Day 33: Assumptions
By: Sara Barnes
Assumptions get in the way of conflict resolution.
"I know exactly what he is thinking."
"Look at him, you can see it, just look at him"
“Can't you hear that in her voice, I know she is being dishonest. I can tell just by listening to her."
"They are out to get us -- lining us up like pins and, wham, here comes the bowling ball."
These are all unhelpful assumptions. I call it snapshot thinking. A person takes a mental snapshot and fills in all kinds of information that may or may not be true based on their biases, imagination, fear and limited experience.
Here's how the assumption is created: An individual takes in data. They pick through the data selectively and ascribe meaning to it. They believe the meaning they have settled on is true. Then, they pay attention only to data that confirms their assumption.
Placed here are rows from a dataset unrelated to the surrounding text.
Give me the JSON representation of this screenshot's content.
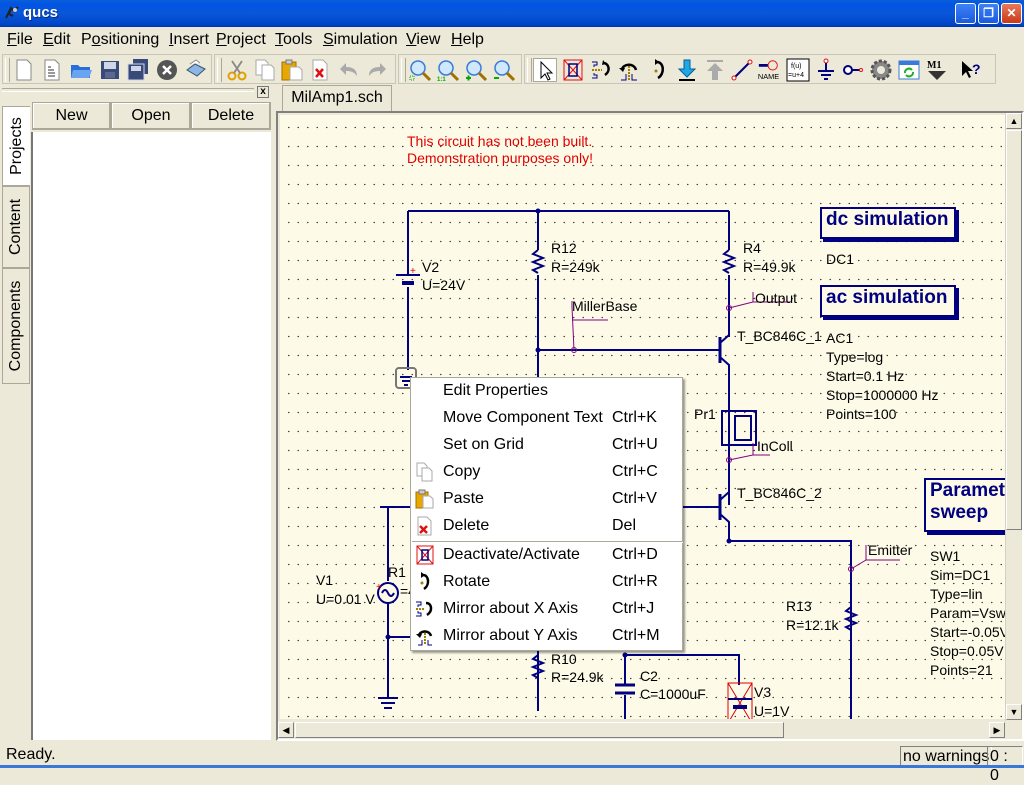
{
  "window": {
    "title": "qucs",
    "minimize": "_",
    "restore": "❐",
    "close": "✕"
  },
  "menubar": [
    {
      "label": "File",
      "accel": "F",
      "rest": "ile"
    },
    {
      "label": "Edit",
      "accel": "E",
      "rest": "dit"
    },
    {
      "label": "Positioning",
      "pre": "P",
      "accel": "o",
      "rest": "sitioning"
    },
    {
      "label": "Insert",
      "accel": "I",
      "rest": "nsert"
    },
    {
      "label": "Project",
      "accel": "P",
      "rest": "roject"
    },
    {
      "label": "Tools",
      "accel": "T",
      "rest": "ools"
    },
    {
      "label": "Simulation",
      "accel": "S",
      "rest": "imulation"
    },
    {
      "label": "View",
      "accel": "V",
      "rest": "iew"
    },
    {
      "label": "Help",
      "accel": "H",
      "rest": "elp"
    }
  ],
  "toolbar": {
    "file_icons": [
      "new-document",
      "new-text",
      "open-folder",
      "save",
      "save-all",
      "close-document",
      "print"
    ],
    "edit_icons": [
      "cut",
      "copy",
      "paste",
      "delete",
      "undo",
      "redo"
    ],
    "view_icons": [
      "zoom-fit",
      "zoom-1to1",
      "zoom-in",
      "zoom-out"
    ],
    "work_icons": [
      "select",
      "deactivate",
      "mirror-x",
      "mirror-y",
      "rotate",
      "go-into-subcircuit",
      "pop-out",
      "wire",
      "wire-label",
      "equation",
      "ground",
      "port",
      "simulate",
      "data-display",
      "marker",
      "whats-this"
    ],
    "wire_label_text": "NAME",
    "equation_text": "f(u)=u+4",
    "marker_text": "M1"
  },
  "left_dock": {
    "tabs": [
      {
        "label": "Projects",
        "active": true
      },
      {
        "label": "Content",
        "active": false
      },
      {
        "label": "Components",
        "active": false
      }
    ],
    "buttons": {
      "new": "New",
      "open": "Open",
      "delete": "Delete"
    },
    "close": "x"
  },
  "document": {
    "tab_label": "MilAmp1.sch",
    "note_line1": "This circuit has not been built.",
    "note_line2": "Demonstration purposes only!",
    "components": {
      "V2": {
        "name": "V2",
        "value": "U=24V"
      },
      "R12": {
        "name": "R12",
        "value": "R=249k"
      },
      "R4": {
        "name": "R4",
        "value": "R=49.9k"
      },
      "T1": {
        "name": "T_BC846C_1"
      },
      "T2": {
        "name": "T_BC846C_2"
      },
      "Pr1": {
        "name": "Pr1"
      },
      "V1": {
        "name": "V1",
        "value": "U=0.01 V"
      },
      "R1": {
        "name": "R1",
        "value": "=4"
      },
      "R10": {
        "name": "R10",
        "value": "R=24.9k"
      },
      "C2": {
        "name": "C2",
        "value": "C=1000uF"
      },
      "V3": {
        "name": "V3",
        "value": "U=1V"
      },
      "R13": {
        "name": "R13",
        "value": "R=12.1k"
      }
    },
    "labels": {
      "miller_base": "MillerBase",
      "output": "Output",
      "in_coll": "InColl",
      "emitter": "Emitter"
    },
    "dc_sim": {
      "title": "dc simulation",
      "name": "DC1"
    },
    "ac_sim": {
      "title": "ac simulation",
      "name": "AC1",
      "params": [
        "Type=log",
        "Start=0.1 Hz",
        "Stop=1000000 Hz",
        "Points=100"
      ]
    },
    "param_sweep": {
      "title_line1": "Paramet",
      "title_line2": "sweep",
      "name": "SW1",
      "params": [
        "Sim=DC1",
        "Type=lin",
        "Param=Vsw",
        "Start=-0.05V",
        "Stop=0.05V",
        "Points=21"
      ]
    }
  },
  "context_menu": {
    "items": [
      {
        "label": "Edit Properties",
        "shortcut": "",
        "icon": ""
      },
      {
        "label": "Move Component Text",
        "shortcut": "Ctrl+K",
        "icon": ""
      },
      {
        "label": "Set on Grid",
        "shortcut": "Ctrl+U",
        "icon": ""
      },
      {
        "label": "Copy",
        "shortcut": "Ctrl+C",
        "icon": "copy"
      },
      {
        "label": "Paste",
        "shortcut": "Ctrl+V",
        "icon": "paste"
      },
      {
        "label": "Delete",
        "shortcut": "Del",
        "icon": "delete"
      },
      {
        "label": "Deactivate/Activate",
        "shortcut": "Ctrl+D",
        "icon": "deactivate"
      },
      {
        "label": "Rotate",
        "shortcut": "Ctrl+R",
        "icon": "rotate"
      },
      {
        "label": "Mirror about X Axis",
        "shortcut": "Ctrl+J",
        "icon": "mirror-x"
      },
      {
        "label": "Mirror about Y Axis",
        "shortcut": "Ctrl+M",
        "icon": "mirror-y"
      }
    ]
  },
  "statusbar": {
    "text": "Ready.",
    "warnings": "no warnings",
    "position": "0 : 0"
  },
  "colors": {
    "wire": "#000080",
    "label_line": "#800080",
    "note": "#e00000",
    "canvas_bg": "#fdfbe8",
    "title_blue": "#0054e3"
  }
}
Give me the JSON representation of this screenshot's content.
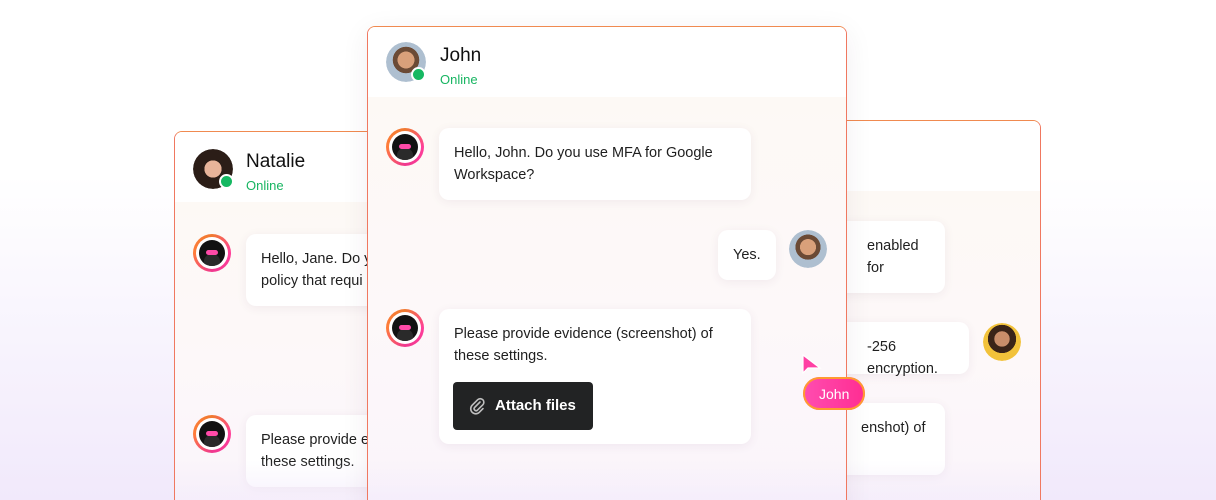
{
  "left_card": {
    "contact_name": "Natalie",
    "status": "Online",
    "messages": [
      {
        "text_line1": "Hello, Jane. Do y",
        "text_line2": "policy that requi"
      },
      {
        "text_line1": "Please provide e",
        "text_line2": "these settings."
      }
    ]
  },
  "center_card": {
    "contact_name": "John",
    "status": "Online",
    "messages": [
      {
        "from": "bot",
        "text": "Hello, John. Do you use MFA for Google Workspace?"
      },
      {
        "from": "user",
        "text": "Yes."
      },
      {
        "from": "bot",
        "text": "Please provide evidence (screenshot) of these settings."
      }
    ],
    "attach_label": "Attach files"
  },
  "right_card": {
    "messages": [
      {
        "text": "enabled for"
      },
      {
        "text": "-256 encryption."
      },
      {
        "text": "enshot) of"
      }
    ]
  },
  "cursor": {
    "label": "John"
  },
  "colors": {
    "online": "#16b862",
    "accent_pink": "#ff2d92",
    "accent_orange": "#f07a30"
  }
}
In psychology, this process is related to the Ladder of Inference, depicted below. Some people only climb the first two rungs, land on assumptions and don’t work beyond that level to refine and expand. And the reflexive loop confirms our assumptions and leads to us filtering our non-confirming data.
Spotting assumptions and working to broaden our thinking:
Mediator: "You've said that Robin only wants to hurt you."
Client: "Yeah, I can see it in their eyes. You see it too, I know you do."
"Well I'm wondering what it means to you that Robin is willing to be here today in mediation."
"They're just trying to make me miserable and enjoying how hard this is."
"Help me understand where you are coming from. Is there something Robin has done today that shows this?"
"No, you're not going to see it, Robin is on their best behavior with you."
"Is there anything you could possibly see or hear from Robin that would help undo your assumption that Robin is out to hurt you?"
"No, there is nothing that would show me that, nothing Robin can do would change my thinking."
We've all experienced an assumption loop where every new piece of information is whittled to fit into the existing conclusion. What can you do?
Consider what part fear and/or lack of power might play in your reflexive loop. Is this assumption more about you and not the other person?
Catch yourself when you're writing fiction. If you find yourself creating some epic story, start writing it as a fictional piece instead of calling it reality.
Notice when you are operating with filtered or selective attention. Can you make your thinking more holistic by adding in data that you've pushed aside?
Watch this Video where Felix from the Odd Couple teaches you (and the judge and Oscar) about what the word assume means.
Unresolved conflicts can be connected to unexamined assumptions. As they say, “Don’t believe everything that you think.”
Happy Omisoka, a traditional Japanese celebration on the last day of the year dedicated to ringing in the new year and eating noodles for good luck.